John 19:2-3 The soldiers twisted together a crown of thorns and put it on his head. They clothed him in a purple robe and went up to him again and again, saying, “Hail, king of the Jews!” And they slapped him in the face.

Noldes's figures are large scale, crammed together in a constricting space. The result is crowded and claustrophobic. Nolde focuses our attention on the intense emotions of the event. Furthermore, the harsh drawing, agitated brushwork, and distortion of the figures enforce this feeling.

Emil Nolde (August 1867 – April 1956) was a German painter and printmaker. He was one of the first Expressionists and a member of Die Brücke, an influential group of German expressionist artists formed in Dresden in 1905. But for Nolde, the Third Reich brought defamation. His paintings were confiscated from the museums and his work was a special focus of the exhibition "Entartete Kunst" ("Degenerate Art").
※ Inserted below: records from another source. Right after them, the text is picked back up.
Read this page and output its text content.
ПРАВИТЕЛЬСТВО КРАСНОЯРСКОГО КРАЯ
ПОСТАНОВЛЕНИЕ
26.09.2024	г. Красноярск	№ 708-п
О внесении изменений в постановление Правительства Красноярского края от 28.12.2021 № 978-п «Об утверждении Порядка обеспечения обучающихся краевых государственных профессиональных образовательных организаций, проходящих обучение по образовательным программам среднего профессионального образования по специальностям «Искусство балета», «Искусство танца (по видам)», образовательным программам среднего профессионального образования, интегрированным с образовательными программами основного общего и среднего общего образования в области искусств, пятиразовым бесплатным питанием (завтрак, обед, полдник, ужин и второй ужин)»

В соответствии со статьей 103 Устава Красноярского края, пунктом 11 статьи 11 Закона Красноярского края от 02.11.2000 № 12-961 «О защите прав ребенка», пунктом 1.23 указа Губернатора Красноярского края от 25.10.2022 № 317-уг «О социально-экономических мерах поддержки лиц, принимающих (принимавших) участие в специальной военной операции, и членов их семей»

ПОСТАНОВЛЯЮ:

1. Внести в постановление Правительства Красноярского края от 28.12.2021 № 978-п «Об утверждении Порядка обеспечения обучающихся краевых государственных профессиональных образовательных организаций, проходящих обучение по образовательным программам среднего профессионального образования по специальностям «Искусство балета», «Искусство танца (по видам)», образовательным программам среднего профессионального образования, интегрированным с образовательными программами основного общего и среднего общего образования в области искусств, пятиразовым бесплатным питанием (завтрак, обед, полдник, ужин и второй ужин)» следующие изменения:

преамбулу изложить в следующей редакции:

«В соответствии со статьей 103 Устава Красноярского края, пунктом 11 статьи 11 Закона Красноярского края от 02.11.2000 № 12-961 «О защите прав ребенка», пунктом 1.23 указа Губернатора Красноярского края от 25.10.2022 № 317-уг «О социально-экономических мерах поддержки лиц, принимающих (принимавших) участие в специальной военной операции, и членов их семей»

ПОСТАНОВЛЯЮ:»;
From 1941 on he was prohibited from painting at all. Secretly he paint small scale watercolors which he called "unpainted pictures". After the war, between his eightieth and eighty-fifth birthday he gained various honors and awards. He is now considered to be one of the great painters of the 20th century, known for his vigorous brushwork and expressive choice of colors.